Spent part of today at a local pesticide-free, hydroponic greenhouse that raises tomatoes, cucumbers, basil and lettuce.

I met Mark and Teal Scholl at the Chamberlain Farmers Market last year and fell in love with their produce. So it was a fun time to spend a couple hours with Mark today while interviewing him for an article.

Support your local growers.

March 5, 2010

They say everyone has a double


Ever mistake a stranger for someone you know? I've become unnerved at times by twin sightings, especially since I've moved a few states over, and it's been happening almost everyday, and these twins are of folks I knew back there. Perhaps part of the reason for the frequency is that I work in one of the largest, if not the largest restaurants in the state and lots of folks pass through.

A few weeks back I walked into the kitchen, where I'm a "salad girl" at the age of over 50, and was stunned to see a man I mistook for the guy in the photo. The smiling guy in the photo owns a deli two states east of here. For a split second of a moment I thought, "hey, Lee, whatcha doing here, cookin' at Al's?" Did this new cook look like that guy two states over. Well yah....same chef gear on, same shoes, same mannerisms and gestures, stands and walks the same, same v.o.i.c.e. I was so stunned by the uncanny twinness that the h.u.g.e dragon tattoo spread across the twin's forearm did not catch my eye. It's huge...beautiful tat.

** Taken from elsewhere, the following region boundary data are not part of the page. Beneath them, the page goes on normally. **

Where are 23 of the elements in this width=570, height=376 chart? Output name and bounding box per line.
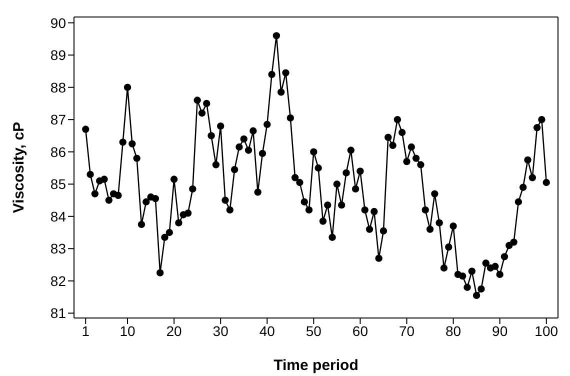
x-axis-title: Time period bbox=[274, 357, 358, 374]
y-tick-label: 81 bbox=[50, 305, 66, 322]
x-tick-label: 1 bbox=[82, 322, 90, 339]
y-tick-label: 89 bbox=[50, 47, 66, 64]
y-tick-label: 86 bbox=[50, 144, 66, 160]
x-tick-label: 70 bbox=[398, 322, 415, 339]
y-tick-label: 85 bbox=[50, 176, 66, 192]
x-tick-label: 10 bbox=[120, 322, 136, 339]
x-tick-label: 20 bbox=[166, 322, 182, 339]
x-tick-label: 90 bbox=[492, 322, 508, 339]
y-tick-label: 84 bbox=[50, 208, 66, 224]
x-tick-label: 100 bbox=[534, 322, 558, 339]
y-tick-label: 82 bbox=[50, 272, 66, 289]
y-tick-label: 90 bbox=[50, 14, 66, 31]
x-tick-label: 80 bbox=[446, 322, 462, 339]
x-tick-label: 50 bbox=[306, 322, 322, 339]
y-tick-label: 88 bbox=[50, 79, 66, 96]
x-tick-label: 30 bbox=[212, 322, 229, 339]
y-tick-label: 87 bbox=[50, 112, 66, 128]
y-tick-label: 83 bbox=[50, 240, 66, 257]
y-axis-title: Viscosity, cP bbox=[10, 122, 28, 214]
x-tick-label: 60 bbox=[352, 322, 368, 339]
x-tick-label: 40 bbox=[259, 322, 276, 339]
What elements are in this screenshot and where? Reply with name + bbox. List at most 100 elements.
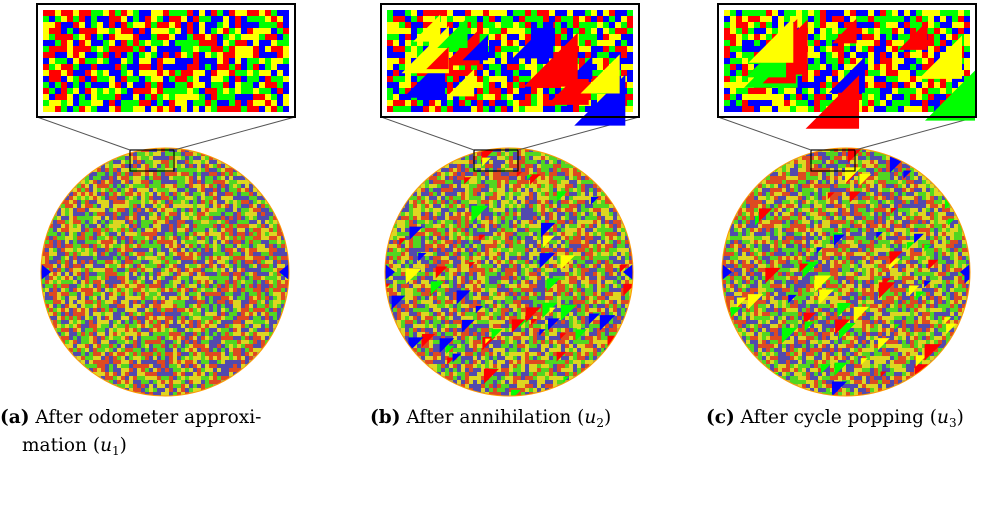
disk-cell <box>257 296 261 300</box>
disk-cell <box>185 284 189 288</box>
disk-cell <box>121 288 125 292</box>
disk-cell <box>525 156 529 160</box>
disk-cell <box>449 168 453 172</box>
disk-cell <box>193 196 197 200</box>
disk-cell <box>177 376 181 380</box>
inset-cell <box>181 58 187 64</box>
disk-cell <box>509 208 513 212</box>
disk-cell <box>229 224 233 228</box>
disk-cell <box>213 336 217 340</box>
disk-cell <box>141 156 145 160</box>
inset-cell <box>277 106 283 112</box>
disk-cell <box>213 248 217 252</box>
disk-cell <box>257 232 261 236</box>
disk-cell <box>573 176 577 180</box>
disk-cell <box>193 276 197 280</box>
disk-cell <box>509 232 513 236</box>
disk-cell <box>93 200 97 204</box>
inset-cell <box>259 100 265 106</box>
disk-cell <box>497 232 501 236</box>
disk-cell <box>97 308 101 312</box>
disk-cell <box>445 188 449 192</box>
disk-cell <box>105 272 109 276</box>
inset-cell <box>73 10 79 16</box>
inset-cell <box>283 76 289 82</box>
disk-cell <box>269 240 273 244</box>
disk-cell <box>473 224 477 228</box>
inset-cell <box>193 76 199 82</box>
inset-cell <box>253 52 259 58</box>
disk-cell <box>141 272 145 276</box>
disk-cell <box>157 336 161 340</box>
disk-cell <box>153 364 157 368</box>
disk-cell <box>53 240 57 244</box>
disk-cell <box>561 220 565 224</box>
disk-cell <box>205 260 209 264</box>
disk-cell <box>529 244 533 248</box>
disk-cell <box>229 180 233 184</box>
inset-cell <box>175 100 181 106</box>
disk-cell <box>73 220 77 224</box>
disk-cell <box>161 384 165 388</box>
edge-marker-left <box>41 264 51 280</box>
disk-cell <box>533 200 537 204</box>
disk-cell <box>153 288 157 292</box>
disk-cell <box>269 224 273 228</box>
disk-cell <box>241 308 245 312</box>
disk-cell <box>161 272 165 276</box>
disk-cell <box>137 316 141 320</box>
inset-cell <box>205 100 211 106</box>
disk-cell <box>209 368 213 372</box>
disk-cell <box>149 368 153 372</box>
disk-cell <box>509 188 513 192</box>
inset-cell <box>187 40 193 46</box>
disk-cell <box>109 312 113 316</box>
disk-cell <box>545 176 549 180</box>
disk-cell <box>221 192 225 196</box>
disk-cell <box>461 232 465 236</box>
disk-cell <box>213 324 217 328</box>
disk-cell <box>65 248 69 252</box>
disk-cell <box>169 268 173 272</box>
disk-cell <box>233 312 237 316</box>
disk-cell <box>529 224 533 228</box>
disk-cell <box>81 320 85 324</box>
disk-cell <box>189 340 193 344</box>
inset-cell <box>139 16 145 22</box>
disk-cell <box>253 192 257 196</box>
disk-cell <box>597 232 601 236</box>
disk-cell <box>257 252 261 256</box>
disk-cell <box>277 252 281 256</box>
disk-cell <box>525 228 529 232</box>
disk-cell <box>261 280 265 284</box>
disk-cell <box>217 248 221 252</box>
disk-cell <box>129 236 133 240</box>
disk-cell <box>189 360 193 364</box>
disk-cell <box>65 252 69 256</box>
disk-cell <box>421 240 425 244</box>
inset-cell <box>91 106 97 112</box>
disk-cell <box>261 216 265 220</box>
disk-cell <box>125 188 129 192</box>
disk-cell <box>549 188 553 192</box>
disk-cell <box>585 204 589 208</box>
disk-cell <box>533 156 537 160</box>
disk-cell <box>429 228 433 232</box>
disk-cell <box>269 332 273 336</box>
disk-cell <box>565 212 569 216</box>
disk-cell <box>85 240 89 244</box>
disk-cell <box>589 236 593 240</box>
disk-cell <box>201 340 205 344</box>
disk-cell <box>529 236 533 240</box>
disk-cell <box>189 224 193 228</box>
disk-cell <box>217 368 221 372</box>
disk-cell <box>101 292 105 296</box>
disk-cell <box>185 304 189 308</box>
inset-cell <box>115 88 121 94</box>
disk-cell <box>273 216 277 220</box>
disk-cell <box>537 212 541 216</box>
disk-cell <box>137 340 141 344</box>
disk-cell <box>465 216 469 220</box>
disk-cell <box>49 244 53 248</box>
disk-cell <box>269 236 273 240</box>
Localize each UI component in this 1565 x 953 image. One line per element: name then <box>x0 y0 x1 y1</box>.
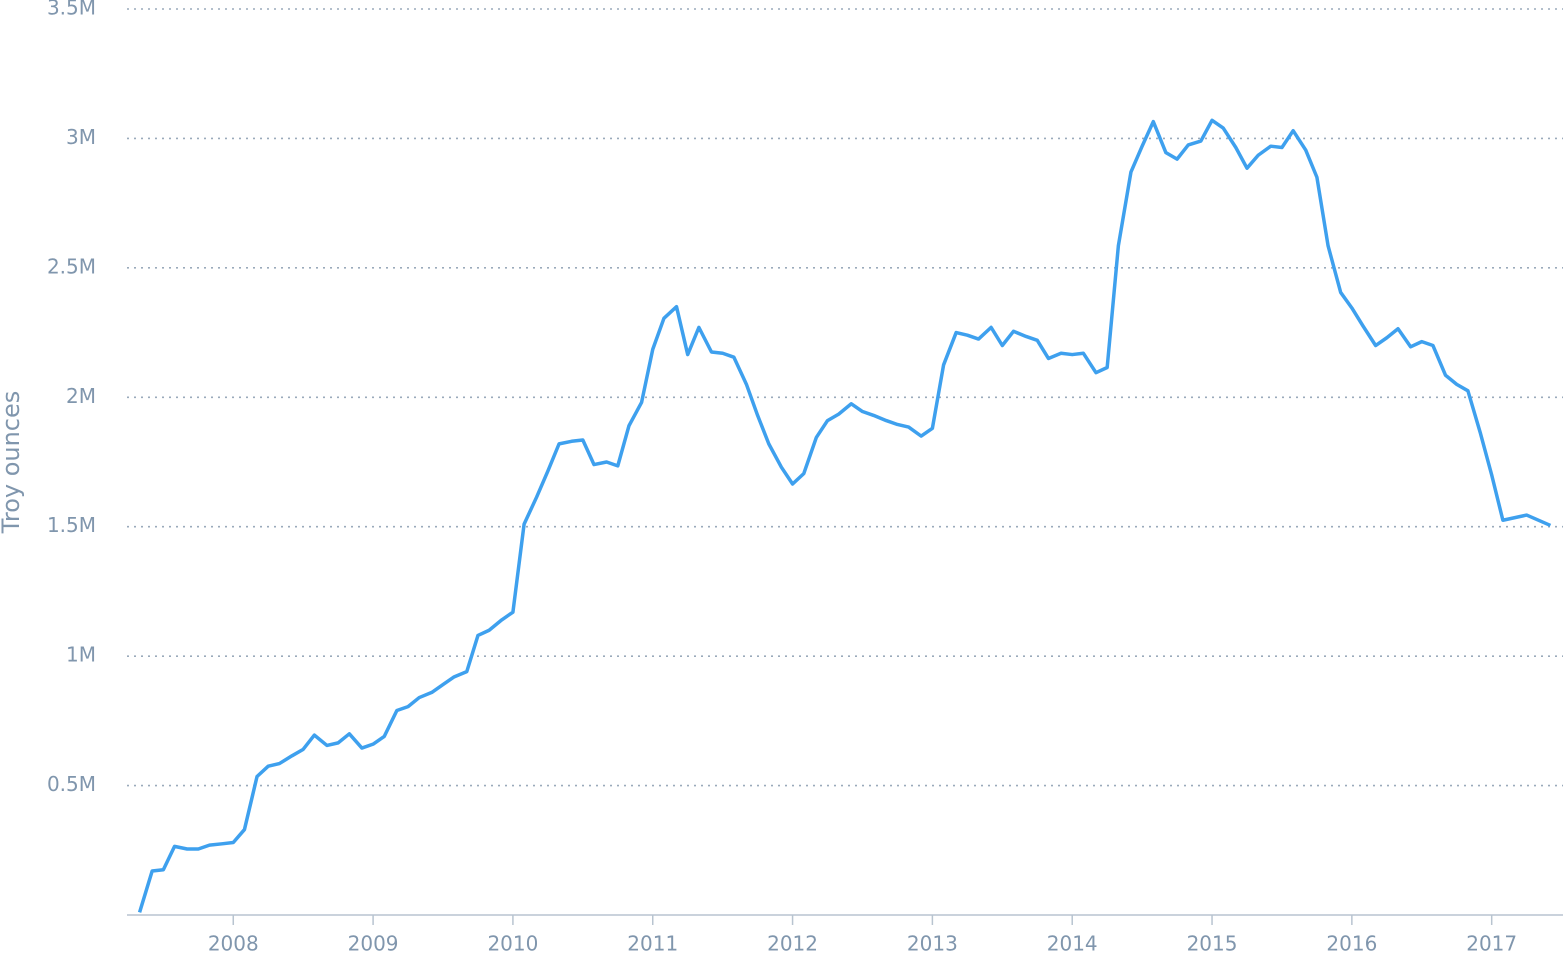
y-tick-label: 2M <box>66 384 96 408</box>
x-tick-label: 2011 <box>627 932 678 953</box>
x-tick-label: 2010 <box>487 932 538 953</box>
x-tick-label: 2013 <box>907 932 958 953</box>
y-tick-label: 1.5M <box>47 513 96 537</box>
data-line <box>137 118 1552 913</box>
y-tick-label: 1M <box>66 643 96 667</box>
x-tick-label: 2008 <box>208 932 259 953</box>
y-tick-label: 2.5M <box>47 254 96 278</box>
y-axis-title: Troy ounces <box>0 391 25 535</box>
x-tick-label: 2009 <box>348 932 399 953</box>
x-tick-label: 2016 <box>1326 932 1377 953</box>
x-tick-label: 2014 <box>1047 932 1098 953</box>
y-tick-label: 3.5M <box>47 0 96 20</box>
x-tick-label: 2012 <box>767 932 818 953</box>
y-tick-label: 0.5M <box>47 772 96 796</box>
y-tick-label: 3M <box>66 125 96 149</box>
x-tick-label: 2017 <box>1466 932 1517 953</box>
x-tick-label: 2015 <box>1187 932 1238 953</box>
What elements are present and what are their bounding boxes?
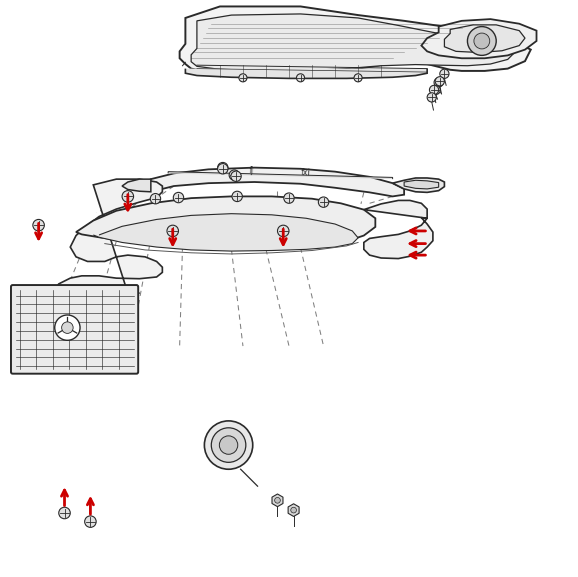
Circle shape — [231, 171, 241, 181]
Circle shape — [33, 219, 45, 231]
Circle shape — [474, 33, 490, 49]
Circle shape — [150, 193, 161, 204]
Polygon shape — [93, 213, 358, 251]
Circle shape — [205, 421, 253, 469]
Polygon shape — [122, 179, 151, 192]
Circle shape — [291, 507, 297, 513]
Polygon shape — [53, 179, 162, 304]
Circle shape — [427, 93, 436, 102]
Polygon shape — [191, 14, 513, 71]
Circle shape — [84, 516, 96, 527]
Circle shape — [318, 197, 329, 207]
Circle shape — [434, 78, 443, 87]
Circle shape — [239, 74, 247, 82]
Circle shape — [220, 436, 238, 454]
FancyBboxPatch shape — [11, 285, 138, 374]
Circle shape — [284, 193, 294, 203]
Circle shape — [468, 27, 497, 55]
Circle shape — [55, 315, 80, 340]
Polygon shape — [272, 494, 283, 507]
Circle shape — [173, 192, 184, 203]
Circle shape — [218, 163, 228, 173]
Polygon shape — [168, 171, 392, 179]
Circle shape — [354, 74, 362, 82]
Circle shape — [59, 507, 71, 519]
Circle shape — [429, 85, 439, 95]
Circle shape — [212, 428, 246, 462]
Circle shape — [232, 191, 242, 201]
Polygon shape — [180, 6, 531, 74]
Circle shape — [167, 225, 179, 237]
Text: fxi: fxi — [301, 168, 310, 177]
Text: fj: fj — [249, 166, 254, 175]
Circle shape — [277, 225, 289, 237]
Polygon shape — [76, 196, 375, 249]
Circle shape — [275, 497, 280, 503]
Polygon shape — [444, 25, 525, 53]
Circle shape — [431, 85, 440, 95]
Polygon shape — [145, 168, 404, 196]
Circle shape — [122, 190, 134, 202]
Circle shape — [435, 77, 444, 86]
Circle shape — [229, 170, 239, 180]
Circle shape — [62, 322, 73, 334]
Polygon shape — [421, 19, 536, 58]
Polygon shape — [288, 504, 299, 516]
Circle shape — [218, 164, 228, 174]
Polygon shape — [404, 180, 439, 189]
Circle shape — [440, 69, 449, 78]
Polygon shape — [364, 200, 433, 258]
Polygon shape — [186, 69, 427, 78]
Circle shape — [297, 74, 305, 82]
Polygon shape — [392, 178, 444, 192]
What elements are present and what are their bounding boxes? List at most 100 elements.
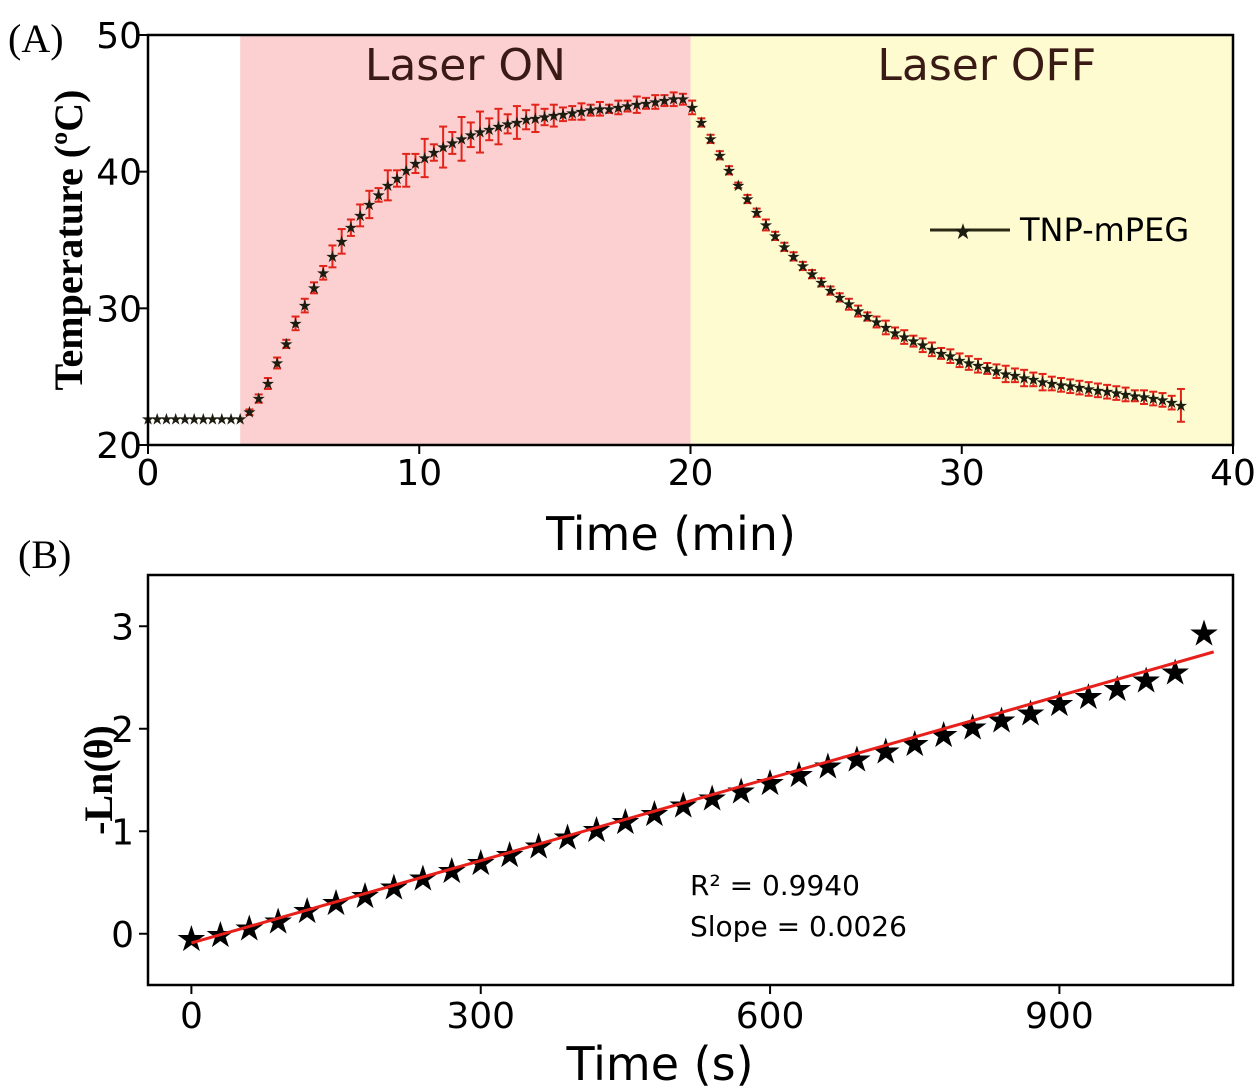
data-point: ★ xyxy=(399,161,413,180)
error-bar xyxy=(660,94,669,108)
data-point: ★ xyxy=(1174,396,1188,415)
data-point: ★ xyxy=(685,98,699,117)
error-bar xyxy=(1001,364,1010,384)
data-point: ★ xyxy=(869,313,883,332)
data-point: ★ xyxy=(159,410,173,429)
data-point: ★ xyxy=(242,403,256,422)
x-tick-label: 0 xyxy=(137,453,160,494)
panel-b-label: (B) xyxy=(18,532,71,577)
error-bar xyxy=(586,103,595,117)
error-bar xyxy=(642,96,651,110)
data-point: ★ xyxy=(740,190,754,209)
data-point: ★ xyxy=(1045,374,1059,393)
data-point: ★ xyxy=(390,169,404,188)
error-bar xyxy=(1130,389,1139,403)
data-point: ★ xyxy=(754,763,786,804)
data-point: ★ xyxy=(879,318,893,337)
error-bar xyxy=(1038,372,1047,392)
error-bar xyxy=(872,315,881,329)
data-point: ★ xyxy=(812,747,844,788)
error-bar xyxy=(439,125,448,169)
data-point: ★ xyxy=(427,143,441,162)
data-point: ★ xyxy=(956,708,988,749)
error-bar xyxy=(835,292,844,303)
error-bar xyxy=(393,169,402,188)
data-point: ★ xyxy=(703,129,717,148)
region-laser-off xyxy=(690,35,1233,445)
data-point: ★ xyxy=(1043,684,1075,725)
error-bar xyxy=(964,355,973,371)
data-point: ★ xyxy=(537,108,551,127)
data-point: ★ xyxy=(999,364,1013,383)
error-bar xyxy=(291,315,300,332)
error-bar xyxy=(854,304,863,318)
data-point: ★ xyxy=(796,256,810,275)
data-point: ★ xyxy=(178,410,192,429)
error-bar xyxy=(798,260,807,272)
error-bar xyxy=(346,218,355,237)
data-point: ★ xyxy=(786,247,800,266)
error-bar xyxy=(485,117,494,142)
error-bar xyxy=(881,319,890,336)
data-point: ★ xyxy=(1165,393,1179,412)
error-bar xyxy=(448,131,457,155)
error-bar xyxy=(319,264,328,281)
x-tick-label: 30 xyxy=(939,453,985,494)
data-point: ★ xyxy=(316,263,330,282)
error-bar xyxy=(402,152,411,188)
panel-b-y-axis-title: -Ln(θ) xyxy=(76,725,121,835)
data-point: ★ xyxy=(482,120,496,139)
error-bar xyxy=(1149,390,1158,407)
error-bar xyxy=(974,357,983,374)
error-bar xyxy=(780,241,789,252)
data-point: ★ xyxy=(362,195,376,214)
panel-b-plot-background xyxy=(148,575,1233,985)
data-point: ★ xyxy=(501,114,515,133)
panel-a-legend: ★ TNP-mPEG xyxy=(930,211,1189,249)
error-bar xyxy=(374,187,383,203)
error-bar xyxy=(531,103,540,134)
data-point: ★ xyxy=(168,410,182,429)
data-point: ★ xyxy=(298,296,312,315)
data-point: ★ xyxy=(335,232,349,251)
error-bar xyxy=(1084,381,1093,397)
error-bar xyxy=(909,334,918,348)
data-point: ★ xyxy=(371,185,385,204)
error-bar xyxy=(1121,386,1130,403)
data-point: ★ xyxy=(510,113,524,132)
data-point: ★ xyxy=(648,92,662,111)
data-point: ★ xyxy=(925,340,939,359)
error-bar xyxy=(1140,389,1149,405)
error-bar xyxy=(429,143,438,162)
data-point: ★ xyxy=(934,344,948,363)
error-bar xyxy=(540,107,549,127)
data-point: ★ xyxy=(985,701,1017,742)
data-point: ★ xyxy=(381,176,395,195)
data-point: ★ xyxy=(928,715,960,756)
r-squared-annotation: R² = 0.9940 xyxy=(690,869,860,902)
y-tick-label: 20 xyxy=(96,426,142,467)
data-point: ★ xyxy=(694,113,708,132)
region-label-laser-off: Laser OFF xyxy=(877,40,1096,91)
data-point: ★ xyxy=(353,206,367,225)
error-bar xyxy=(808,269,817,280)
error-bar xyxy=(1047,375,1056,392)
data-point: ★ xyxy=(519,110,533,129)
data-point: ★ xyxy=(750,203,764,222)
error-bar xyxy=(725,165,734,176)
data-point: ★ xyxy=(261,374,275,393)
data-point: ★ xyxy=(611,98,625,117)
y-tick-label: 1 xyxy=(111,812,134,853)
error-bar xyxy=(1093,382,1102,399)
panel-b-axis-ticks: 0 300 600 900 0 1 2 3 xyxy=(111,607,1094,1037)
data-point: ★ xyxy=(215,410,229,429)
data-point: ★ xyxy=(667,90,681,109)
data-point: ★ xyxy=(224,410,238,429)
data-point: ★ xyxy=(639,94,653,113)
error-bar xyxy=(254,393,263,404)
data-point: ★ xyxy=(1026,370,1040,389)
data-point: ★ xyxy=(196,410,210,429)
data-point: ★ xyxy=(725,771,757,812)
error-bar xyxy=(918,337,927,354)
error-bar xyxy=(1010,367,1019,384)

Anyway, just couldn't help but ask Lee's double if he had relation in eastern Wisconsin. Explained the reason behind the question. Explained that aside from the dragon tattoo, he and Lee could be twins. And then I proceeded to tell him how much I miss Maretti's Deli and Lee's good cooking.

Looked me square in the eye and said "Nope, no relatives there." I'm thinking Lee's double is secretly happy that he has the dragon tattoo.